I'm using Lucene.net, but I am tagging this question for both .NET and Java versions because the API is the same and I'm hoping there are solutions on both platforms.
I'm sure other people have addressed this issue, but I haven't been able to find any good discussions or examples.
By default, Lucene is very picky about query syntax. For example, I just got the following error:
[ParseException: Cannot parse 'hi there!': Encountered "<EOF>" at line 1, column 9.
Was expecting one of:
"(" ...
"*" ...
<QUOTED> ...
<TERM> ...
<PREFIXTERM> ...
<WILDTERM> ...
"[" ...
"{" ...
<NUMBER> ...
]
Lucene.Net.QueryParsers.QueryParser.Parse(String query) +239
What is the best way to prevent ParseExceptions when processing queries from users? It seems to me that the most usable search interface is one that always executes a query, even if it might be the wrong query.

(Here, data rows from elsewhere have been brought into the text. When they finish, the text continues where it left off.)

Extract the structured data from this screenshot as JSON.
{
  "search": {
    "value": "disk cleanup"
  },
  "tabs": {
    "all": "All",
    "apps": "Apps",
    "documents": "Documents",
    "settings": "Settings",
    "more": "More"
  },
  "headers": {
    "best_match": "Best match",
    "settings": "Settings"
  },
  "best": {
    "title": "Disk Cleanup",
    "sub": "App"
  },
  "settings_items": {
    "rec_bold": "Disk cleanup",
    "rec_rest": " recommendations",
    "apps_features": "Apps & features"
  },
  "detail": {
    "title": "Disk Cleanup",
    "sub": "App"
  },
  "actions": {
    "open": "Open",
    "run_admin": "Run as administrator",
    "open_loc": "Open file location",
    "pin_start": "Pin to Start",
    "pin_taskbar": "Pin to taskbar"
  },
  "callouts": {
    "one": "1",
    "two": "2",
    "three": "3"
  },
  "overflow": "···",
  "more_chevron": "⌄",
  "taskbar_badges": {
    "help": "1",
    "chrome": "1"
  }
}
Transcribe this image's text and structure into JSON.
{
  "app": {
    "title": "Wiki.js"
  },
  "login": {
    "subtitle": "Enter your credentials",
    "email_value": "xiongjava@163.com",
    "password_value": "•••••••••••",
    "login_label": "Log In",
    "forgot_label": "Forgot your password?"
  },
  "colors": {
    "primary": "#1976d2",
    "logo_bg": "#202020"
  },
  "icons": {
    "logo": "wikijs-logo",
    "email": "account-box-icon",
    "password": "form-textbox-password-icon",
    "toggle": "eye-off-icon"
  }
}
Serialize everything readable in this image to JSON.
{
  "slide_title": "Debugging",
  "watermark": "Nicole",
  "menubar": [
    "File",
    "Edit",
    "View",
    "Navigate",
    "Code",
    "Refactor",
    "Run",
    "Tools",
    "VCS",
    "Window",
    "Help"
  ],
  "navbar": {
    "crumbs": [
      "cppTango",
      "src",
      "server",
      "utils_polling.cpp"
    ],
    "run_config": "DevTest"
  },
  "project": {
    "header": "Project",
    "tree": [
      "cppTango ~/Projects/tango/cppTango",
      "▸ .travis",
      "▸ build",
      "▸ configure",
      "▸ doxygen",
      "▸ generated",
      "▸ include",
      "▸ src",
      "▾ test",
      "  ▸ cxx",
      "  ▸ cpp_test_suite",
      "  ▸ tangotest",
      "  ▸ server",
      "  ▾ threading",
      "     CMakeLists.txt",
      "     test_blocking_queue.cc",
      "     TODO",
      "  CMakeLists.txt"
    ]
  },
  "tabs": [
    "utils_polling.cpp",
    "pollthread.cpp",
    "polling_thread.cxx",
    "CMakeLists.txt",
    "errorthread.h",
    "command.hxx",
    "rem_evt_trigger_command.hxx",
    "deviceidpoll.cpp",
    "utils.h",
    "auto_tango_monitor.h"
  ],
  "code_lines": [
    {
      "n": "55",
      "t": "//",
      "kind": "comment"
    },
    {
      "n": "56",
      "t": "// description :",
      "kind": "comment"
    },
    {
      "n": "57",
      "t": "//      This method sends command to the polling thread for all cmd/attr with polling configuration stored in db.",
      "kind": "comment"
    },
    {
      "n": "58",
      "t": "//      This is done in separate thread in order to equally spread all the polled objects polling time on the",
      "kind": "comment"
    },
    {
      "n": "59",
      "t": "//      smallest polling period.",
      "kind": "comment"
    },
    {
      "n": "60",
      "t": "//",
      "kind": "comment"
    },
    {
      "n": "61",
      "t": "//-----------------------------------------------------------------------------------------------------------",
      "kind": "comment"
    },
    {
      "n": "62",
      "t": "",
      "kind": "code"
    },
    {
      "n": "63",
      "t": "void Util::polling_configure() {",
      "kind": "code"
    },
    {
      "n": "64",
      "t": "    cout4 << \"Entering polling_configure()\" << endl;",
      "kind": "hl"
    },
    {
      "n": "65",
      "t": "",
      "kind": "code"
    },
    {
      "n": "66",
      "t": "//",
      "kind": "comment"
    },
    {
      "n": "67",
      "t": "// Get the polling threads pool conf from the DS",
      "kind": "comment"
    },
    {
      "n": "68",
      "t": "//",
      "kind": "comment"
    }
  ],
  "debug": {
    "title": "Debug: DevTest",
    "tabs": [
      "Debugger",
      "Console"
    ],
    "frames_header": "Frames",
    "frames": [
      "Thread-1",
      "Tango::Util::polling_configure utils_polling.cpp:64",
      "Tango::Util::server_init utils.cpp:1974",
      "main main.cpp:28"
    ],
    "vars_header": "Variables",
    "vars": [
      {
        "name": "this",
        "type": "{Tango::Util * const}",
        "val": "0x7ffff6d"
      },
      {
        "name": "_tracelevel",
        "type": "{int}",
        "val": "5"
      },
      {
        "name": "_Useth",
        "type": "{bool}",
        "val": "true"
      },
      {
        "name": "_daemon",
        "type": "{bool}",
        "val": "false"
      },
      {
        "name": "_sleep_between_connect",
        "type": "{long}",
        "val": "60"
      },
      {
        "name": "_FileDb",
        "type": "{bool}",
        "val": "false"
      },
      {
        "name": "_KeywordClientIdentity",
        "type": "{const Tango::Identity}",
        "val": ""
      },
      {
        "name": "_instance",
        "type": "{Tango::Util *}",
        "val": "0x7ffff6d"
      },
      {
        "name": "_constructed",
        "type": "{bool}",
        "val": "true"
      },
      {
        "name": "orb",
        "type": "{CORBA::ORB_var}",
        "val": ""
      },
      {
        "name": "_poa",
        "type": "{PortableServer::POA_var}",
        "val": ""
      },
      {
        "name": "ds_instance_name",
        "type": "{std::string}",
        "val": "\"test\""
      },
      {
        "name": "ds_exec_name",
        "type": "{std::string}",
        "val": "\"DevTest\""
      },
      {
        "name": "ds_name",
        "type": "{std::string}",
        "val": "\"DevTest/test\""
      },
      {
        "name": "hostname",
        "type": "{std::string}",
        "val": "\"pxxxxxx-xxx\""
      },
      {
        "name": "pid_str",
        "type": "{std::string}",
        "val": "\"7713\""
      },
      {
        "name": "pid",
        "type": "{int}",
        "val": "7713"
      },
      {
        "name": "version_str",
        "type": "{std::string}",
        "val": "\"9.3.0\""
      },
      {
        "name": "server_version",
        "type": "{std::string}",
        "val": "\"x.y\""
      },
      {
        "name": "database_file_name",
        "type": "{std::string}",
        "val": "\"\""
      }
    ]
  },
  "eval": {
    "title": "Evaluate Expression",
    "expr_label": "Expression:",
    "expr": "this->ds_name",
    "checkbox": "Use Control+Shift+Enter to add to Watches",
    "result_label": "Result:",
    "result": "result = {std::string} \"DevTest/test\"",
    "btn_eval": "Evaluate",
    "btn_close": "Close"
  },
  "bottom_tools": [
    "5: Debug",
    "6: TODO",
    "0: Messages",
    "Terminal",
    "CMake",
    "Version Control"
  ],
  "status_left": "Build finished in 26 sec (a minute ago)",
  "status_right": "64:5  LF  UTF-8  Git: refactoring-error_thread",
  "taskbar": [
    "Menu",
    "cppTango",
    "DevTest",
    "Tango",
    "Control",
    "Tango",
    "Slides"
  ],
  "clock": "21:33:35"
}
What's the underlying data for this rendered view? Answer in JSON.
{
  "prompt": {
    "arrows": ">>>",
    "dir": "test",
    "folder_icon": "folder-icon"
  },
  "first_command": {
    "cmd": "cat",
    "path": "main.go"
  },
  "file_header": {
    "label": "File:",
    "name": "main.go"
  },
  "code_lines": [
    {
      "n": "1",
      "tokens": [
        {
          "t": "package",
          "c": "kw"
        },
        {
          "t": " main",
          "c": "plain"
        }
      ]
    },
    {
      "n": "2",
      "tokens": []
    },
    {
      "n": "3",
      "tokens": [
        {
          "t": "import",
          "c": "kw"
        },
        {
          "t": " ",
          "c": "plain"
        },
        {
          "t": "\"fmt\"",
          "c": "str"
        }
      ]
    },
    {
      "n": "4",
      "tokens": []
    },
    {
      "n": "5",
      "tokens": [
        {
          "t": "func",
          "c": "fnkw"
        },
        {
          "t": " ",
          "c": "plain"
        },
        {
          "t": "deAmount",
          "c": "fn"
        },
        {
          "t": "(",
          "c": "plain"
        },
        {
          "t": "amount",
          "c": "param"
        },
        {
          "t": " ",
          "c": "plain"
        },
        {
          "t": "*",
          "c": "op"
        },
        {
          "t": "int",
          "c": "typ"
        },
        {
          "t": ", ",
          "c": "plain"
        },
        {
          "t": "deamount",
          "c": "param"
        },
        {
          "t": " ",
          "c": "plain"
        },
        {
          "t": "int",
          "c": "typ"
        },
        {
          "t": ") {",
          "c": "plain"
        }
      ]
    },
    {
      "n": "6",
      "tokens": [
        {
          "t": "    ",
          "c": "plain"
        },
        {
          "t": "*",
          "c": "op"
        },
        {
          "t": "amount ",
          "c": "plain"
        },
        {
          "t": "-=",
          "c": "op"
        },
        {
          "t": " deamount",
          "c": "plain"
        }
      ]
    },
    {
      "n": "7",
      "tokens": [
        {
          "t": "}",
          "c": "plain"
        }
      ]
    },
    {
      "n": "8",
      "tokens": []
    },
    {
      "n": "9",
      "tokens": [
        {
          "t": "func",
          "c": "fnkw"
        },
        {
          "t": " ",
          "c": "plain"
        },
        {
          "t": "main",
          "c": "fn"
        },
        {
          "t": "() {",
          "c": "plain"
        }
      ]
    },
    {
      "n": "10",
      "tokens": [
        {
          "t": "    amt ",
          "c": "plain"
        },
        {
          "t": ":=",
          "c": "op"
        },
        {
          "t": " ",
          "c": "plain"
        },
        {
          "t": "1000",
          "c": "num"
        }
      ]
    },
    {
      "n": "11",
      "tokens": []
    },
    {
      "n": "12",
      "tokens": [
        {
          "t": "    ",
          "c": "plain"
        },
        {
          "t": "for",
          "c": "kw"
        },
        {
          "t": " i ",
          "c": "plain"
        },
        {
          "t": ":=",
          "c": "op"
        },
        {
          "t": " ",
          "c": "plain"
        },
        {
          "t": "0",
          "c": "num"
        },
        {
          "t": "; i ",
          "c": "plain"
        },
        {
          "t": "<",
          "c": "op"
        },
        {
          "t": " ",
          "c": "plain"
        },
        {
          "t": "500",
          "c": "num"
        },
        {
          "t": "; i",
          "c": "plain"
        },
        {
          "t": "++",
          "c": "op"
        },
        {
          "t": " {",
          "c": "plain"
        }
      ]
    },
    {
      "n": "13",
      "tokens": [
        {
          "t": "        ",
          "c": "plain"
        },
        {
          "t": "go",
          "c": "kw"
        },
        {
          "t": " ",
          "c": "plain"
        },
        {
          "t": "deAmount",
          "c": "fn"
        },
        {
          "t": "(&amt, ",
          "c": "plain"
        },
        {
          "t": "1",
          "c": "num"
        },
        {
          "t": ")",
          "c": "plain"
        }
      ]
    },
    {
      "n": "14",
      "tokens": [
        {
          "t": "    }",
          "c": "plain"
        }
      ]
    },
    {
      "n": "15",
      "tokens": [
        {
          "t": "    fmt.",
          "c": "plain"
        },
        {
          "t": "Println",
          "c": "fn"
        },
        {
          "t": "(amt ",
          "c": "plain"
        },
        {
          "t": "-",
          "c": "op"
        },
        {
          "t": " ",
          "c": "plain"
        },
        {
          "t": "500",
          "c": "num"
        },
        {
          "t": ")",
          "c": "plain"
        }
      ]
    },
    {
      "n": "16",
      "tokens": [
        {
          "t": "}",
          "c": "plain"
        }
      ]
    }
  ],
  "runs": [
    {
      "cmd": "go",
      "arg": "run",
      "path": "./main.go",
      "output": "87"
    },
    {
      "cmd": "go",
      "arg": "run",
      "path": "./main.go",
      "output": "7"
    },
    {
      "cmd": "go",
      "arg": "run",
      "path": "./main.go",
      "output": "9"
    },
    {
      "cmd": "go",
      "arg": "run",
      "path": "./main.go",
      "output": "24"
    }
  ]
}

It seems that there are a few possible, and complementary, strategies:
- "Clean" the query prior to sending it to the QueryProcessor
- Handle exceptions gracefully
- Show an intelligent error message to the user
- Perhaps execute a simpler query, leaving off the erroneous bit
I don't really have any great ideas about how to do any of those strategies. Has anyone else addressed this issue? Are there any "simple" or "graceful" parsers that I don't know about?